Разумеется, найдутся посетители, которые не усомнятся в том, что этот стол, диван и зеркало принадлежали действительно княжне Мери, верят же в это лица, заведующие Домом Лермонтова",
Профессор Семенов выражал опасение, "что этому домику грозит опасность сделаться складом ненужных предметов, – предметов, замечательных только тем, что ими владели действительные или предполагаемые прототипы героев поэта и его современники". Профессор добавлял, что такая опасность существует, и привел в пример статью в местной газете "Кавказский край", в которой сообщалось, что в Лермонтовский домик будет передан мундир генерала Верзилина.
"Две другие комнаты этого домика выходят окнами в сад. В большей – кабинете поэта – два окна , в меньшей – одно. На стенах – портреты Лермонтова, венки. В кабинете, между окнами, – письменный стол Лермонтова. Налево, в углу, – его кресло. Крышка стола голая, и только в одном месте сохранился едва заметный клочок зеленого сукна".
Профессор заходил в "Домик" дважды, и оба раза посетителей было немного. Объяснения давал сторож.

XIV

Кто же посещал "Домик Лермонтова" в те первые годы существования музея?

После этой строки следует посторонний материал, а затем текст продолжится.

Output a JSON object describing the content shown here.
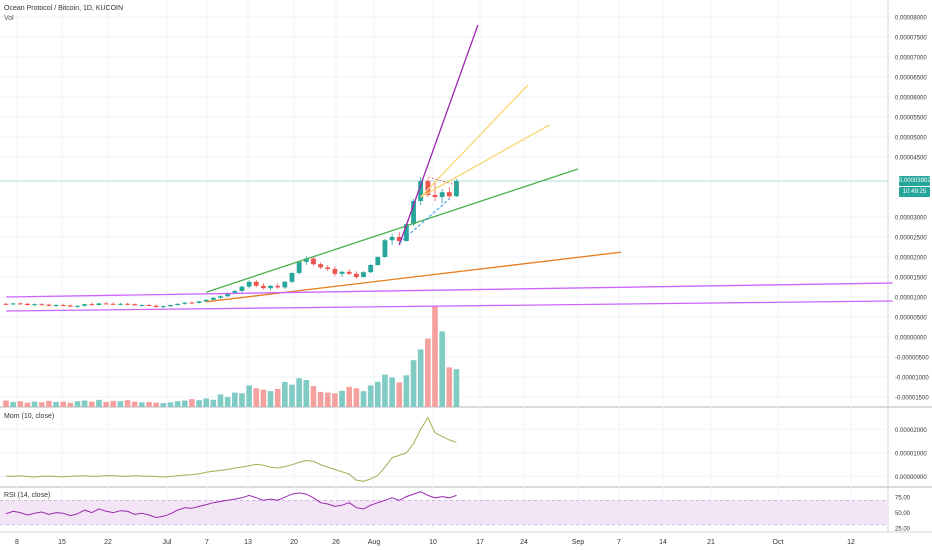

Журналист М.О. Пантюхов вспоминает, как он в 1926 году зашел в "Домик" и, заинтересовавшись дореволюционными книгами для записи впечатлений, получил и просмотрел "целую охапку книг, толстых, выцветших, в потрепанных переплетах..."  "Мне сейчас, конечно, очень трудно вспомнить все то, что я перечитал в этих книгах, написанных в разное время, разными людьми, разными почерками, – пишет М.О. Пантюхов. – Но общее впечатление у меня осталось такое: большинство дореволюционных записей говорит о том, как, в сущности, мало знали, ценили и уважали великого поэта. Большинство записей сделано школьниками, гимназистами, реалистами, кадетами, и в них хрестоматийный Лермонтов. Вот одна из записей, запомнившаяся мне: "По небу полуночи ангел летел и тихую песню он пел"... Подпись – гимназист 6-го класса, и следует фамилия.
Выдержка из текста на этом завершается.